Rescuers on Sunday said that they have detected a signal from the Boeing passenger plane that crashed near Indonesia’s capital a day earlier, reported AFP.

An Indonesian Sriwijaya Air plane with 62 people on board had crashed into the sea minutes after taking off from Jakarta on Saturday, Transport Minister Budi Karya had confirmed to Reuters. The Boeing 737-500 crashed near Laki Island, about 12 km from the airport.

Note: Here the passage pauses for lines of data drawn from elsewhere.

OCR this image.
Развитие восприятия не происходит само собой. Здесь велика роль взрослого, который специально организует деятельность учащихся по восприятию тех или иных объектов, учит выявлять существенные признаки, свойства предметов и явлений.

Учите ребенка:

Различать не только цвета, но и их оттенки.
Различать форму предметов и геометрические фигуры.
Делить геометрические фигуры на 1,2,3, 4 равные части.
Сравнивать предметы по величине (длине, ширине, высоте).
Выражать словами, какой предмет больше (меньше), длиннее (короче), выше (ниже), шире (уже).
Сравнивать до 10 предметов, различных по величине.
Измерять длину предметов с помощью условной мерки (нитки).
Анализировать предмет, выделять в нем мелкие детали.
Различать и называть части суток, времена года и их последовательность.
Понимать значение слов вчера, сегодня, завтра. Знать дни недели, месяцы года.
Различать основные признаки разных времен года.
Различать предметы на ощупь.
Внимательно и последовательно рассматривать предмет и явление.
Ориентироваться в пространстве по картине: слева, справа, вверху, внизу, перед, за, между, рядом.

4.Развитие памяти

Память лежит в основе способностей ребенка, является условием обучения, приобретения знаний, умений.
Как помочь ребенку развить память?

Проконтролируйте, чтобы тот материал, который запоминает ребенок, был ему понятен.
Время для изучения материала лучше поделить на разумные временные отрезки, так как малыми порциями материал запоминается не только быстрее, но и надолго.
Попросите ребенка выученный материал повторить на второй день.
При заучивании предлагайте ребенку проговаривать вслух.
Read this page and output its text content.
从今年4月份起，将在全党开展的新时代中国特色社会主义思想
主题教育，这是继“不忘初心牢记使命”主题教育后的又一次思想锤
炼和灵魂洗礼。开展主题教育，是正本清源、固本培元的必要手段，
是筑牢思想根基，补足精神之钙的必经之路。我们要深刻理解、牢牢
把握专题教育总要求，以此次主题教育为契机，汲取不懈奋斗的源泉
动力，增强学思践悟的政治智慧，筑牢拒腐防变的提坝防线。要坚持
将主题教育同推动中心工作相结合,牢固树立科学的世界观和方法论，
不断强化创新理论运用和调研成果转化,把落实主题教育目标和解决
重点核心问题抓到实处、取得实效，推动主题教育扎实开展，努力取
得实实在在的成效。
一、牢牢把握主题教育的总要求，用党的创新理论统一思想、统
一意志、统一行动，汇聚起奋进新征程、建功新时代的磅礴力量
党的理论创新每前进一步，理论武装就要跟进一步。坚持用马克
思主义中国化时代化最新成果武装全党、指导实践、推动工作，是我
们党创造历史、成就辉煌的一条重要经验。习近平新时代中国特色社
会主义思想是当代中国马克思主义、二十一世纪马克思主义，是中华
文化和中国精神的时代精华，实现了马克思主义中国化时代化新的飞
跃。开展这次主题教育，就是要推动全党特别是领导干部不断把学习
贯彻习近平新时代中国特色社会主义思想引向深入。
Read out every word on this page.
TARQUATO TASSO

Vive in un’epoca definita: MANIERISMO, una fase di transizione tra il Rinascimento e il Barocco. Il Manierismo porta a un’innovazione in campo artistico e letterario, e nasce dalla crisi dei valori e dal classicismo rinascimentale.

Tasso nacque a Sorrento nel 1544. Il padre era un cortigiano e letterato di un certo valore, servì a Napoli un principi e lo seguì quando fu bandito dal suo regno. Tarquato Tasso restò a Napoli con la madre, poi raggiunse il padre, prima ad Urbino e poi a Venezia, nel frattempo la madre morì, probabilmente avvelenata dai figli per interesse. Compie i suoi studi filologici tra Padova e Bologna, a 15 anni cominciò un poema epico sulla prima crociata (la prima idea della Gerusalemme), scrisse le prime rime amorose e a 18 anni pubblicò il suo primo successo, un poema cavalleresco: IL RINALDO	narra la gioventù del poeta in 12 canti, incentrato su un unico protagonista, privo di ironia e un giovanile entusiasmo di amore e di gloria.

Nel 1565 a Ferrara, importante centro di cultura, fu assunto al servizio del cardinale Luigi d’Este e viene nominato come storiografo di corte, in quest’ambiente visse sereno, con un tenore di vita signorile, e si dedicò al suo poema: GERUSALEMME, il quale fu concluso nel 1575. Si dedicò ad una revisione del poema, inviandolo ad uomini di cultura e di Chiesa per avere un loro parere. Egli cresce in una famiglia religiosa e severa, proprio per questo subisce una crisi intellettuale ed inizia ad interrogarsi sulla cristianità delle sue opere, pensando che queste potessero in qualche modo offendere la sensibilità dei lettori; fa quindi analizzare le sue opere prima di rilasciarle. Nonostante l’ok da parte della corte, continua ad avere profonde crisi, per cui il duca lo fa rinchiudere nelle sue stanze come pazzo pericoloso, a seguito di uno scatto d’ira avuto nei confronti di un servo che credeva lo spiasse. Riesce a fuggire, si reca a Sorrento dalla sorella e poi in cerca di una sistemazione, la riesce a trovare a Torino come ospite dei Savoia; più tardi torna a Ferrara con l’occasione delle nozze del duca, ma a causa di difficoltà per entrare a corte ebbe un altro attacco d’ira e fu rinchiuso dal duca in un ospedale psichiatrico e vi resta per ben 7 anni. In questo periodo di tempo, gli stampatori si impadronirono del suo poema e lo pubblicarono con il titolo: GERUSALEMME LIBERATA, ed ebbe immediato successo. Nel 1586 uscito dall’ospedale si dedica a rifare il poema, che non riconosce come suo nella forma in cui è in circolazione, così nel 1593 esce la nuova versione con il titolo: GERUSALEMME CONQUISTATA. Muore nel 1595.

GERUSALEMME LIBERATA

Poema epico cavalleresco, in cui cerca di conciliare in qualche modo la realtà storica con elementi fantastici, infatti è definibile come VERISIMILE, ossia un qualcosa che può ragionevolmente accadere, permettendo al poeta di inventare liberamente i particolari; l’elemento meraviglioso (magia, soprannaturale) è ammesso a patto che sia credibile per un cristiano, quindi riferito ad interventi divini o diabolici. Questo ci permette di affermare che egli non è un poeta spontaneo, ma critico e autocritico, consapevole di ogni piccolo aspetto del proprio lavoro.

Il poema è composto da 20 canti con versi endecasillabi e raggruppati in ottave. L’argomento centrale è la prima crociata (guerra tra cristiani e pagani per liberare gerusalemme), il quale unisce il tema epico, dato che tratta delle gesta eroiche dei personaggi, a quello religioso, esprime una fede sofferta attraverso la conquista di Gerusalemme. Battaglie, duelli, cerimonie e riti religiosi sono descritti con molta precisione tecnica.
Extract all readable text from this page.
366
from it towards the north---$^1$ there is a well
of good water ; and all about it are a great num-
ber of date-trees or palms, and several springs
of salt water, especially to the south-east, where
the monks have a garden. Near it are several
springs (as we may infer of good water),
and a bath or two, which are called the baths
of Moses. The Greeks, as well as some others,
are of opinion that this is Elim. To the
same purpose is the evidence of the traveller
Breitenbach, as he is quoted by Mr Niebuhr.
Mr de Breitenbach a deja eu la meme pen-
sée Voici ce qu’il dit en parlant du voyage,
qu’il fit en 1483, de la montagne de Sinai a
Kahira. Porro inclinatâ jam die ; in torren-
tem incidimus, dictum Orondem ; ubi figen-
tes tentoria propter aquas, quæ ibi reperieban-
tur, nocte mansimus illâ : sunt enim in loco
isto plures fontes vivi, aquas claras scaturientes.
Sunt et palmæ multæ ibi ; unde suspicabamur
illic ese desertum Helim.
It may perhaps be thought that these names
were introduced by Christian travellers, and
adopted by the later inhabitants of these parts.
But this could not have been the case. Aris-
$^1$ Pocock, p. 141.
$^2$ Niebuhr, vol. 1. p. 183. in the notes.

The plane, which had departed for Pontianak in West Kalimantan, disappeared from the radar after taking off just after 2.30 pm.

The transport ministry said, citing the country’s military chief Hadi Tjahjanto, that a military vessel “found the signal from (Sriwijaya Air) SJ182” and divers had recovered parts of the plane from around 23 metres below the water’s surface.

Earlier in the day, the rescuers had pulled out body parts and debris from the wreckage of the plane. “As of this [Sunday] morning, we’ve received two [body] bags, one with passenger belongings and the other with body parts,” Jakarta Police spokesperson Yusri Yunus told a local news channel.

Officials said they were closing in on the wreckage of the flight after sonar equipment detected a signal from the aircraft, reported AP. “These pieces were found by the SAR [Search and Rescue] team between Lancang Island and Laki Island,” National Search and Rescue Agency Bagus Puruhito said.

Divers have marked at least three sites at the suspected crash site with orange balloons. “From our observation, it is strongly believed the coordinates match the ones from the plane’s last signal contact,” said Hadi Tjahjanto, head of Indonesia’s military.

Hundreds of personnel, including those from the police, search and rescue, the Navy, with 10 warships, were taking part in the search effort.

The country’s transport safety committee said that all those on board were Indonesian. Sriwijaya Air’s Chief Executive Officer Jefferson Irwin Jauwena said that the plane had been in good condition before the flight.

The incident came just after aircraft maker Boeing agreed to pay more than $2.5 billion (over Rs 18,350 crore) in fines and compensation after reaching a settlement with the United States Department of Justice for two plane crashes that killed 346 people and led to the grounding of its 737 MAX jetliner model.

In October 2018, 189 people were killed when a Lion Air Boeing 737 MAX jet crashed into the sea about 12 minutes after taking off from Jakarta on a routine one-hour flight.

The nearly 27-year-old Boeing 737-500, which crashed on Saturday, was older than Boeing’s problem-plagued 737 MAX model. The older 737 models are widely flown and do not have the system implicated in the MAX safety crisis.

“We are aware of media reports from Jakarta, and are closely monitoring the situation,” a Boeing spokesperson said. “We are working to gather more information”.

Tracking service Flightradar24 tweeted that Flight SJ182 “lost more than 10,000 feet of altitude in less than one minute, about 4 minutes after departure from Jakarta”. The aircraft first flew in May 1994 and is 26 years old, it added.

A transport ministry spokesperson said that air traffic control at Soekarno-Hatta International Airport had asked the pilot why the plane was heading northwest instead of going on its expected flight path seconds before it had disappeared. No immediate reason could be ascertained behind the sudden descent. Safety experts believe that most air accidents happen due to a mixture of factors that can take months to establish.

The Jakarta-based Sriwijaya Air group flies largely within Indonesia and was founded in 2003. The airline has a solid safety record till now, with no onboard casualties in four incidents recorded on the Aviation Safety Network database. Indonesia’s air safety record is, however, patchy.

In 2007, the European Union had banned all Indonesian airlines following a series of crashes and reports of deteriorating oversight and maintenance. The restrictions were lifted in 2018. Further, the United States’ Federal Aviation Administration had between 2007 and 2016 lowered its Indonesia safety evaluation to Category 2, meaning that the regulatory system was inadequate.

Indonesian officials say they have worked hard to bring safety up to international standards.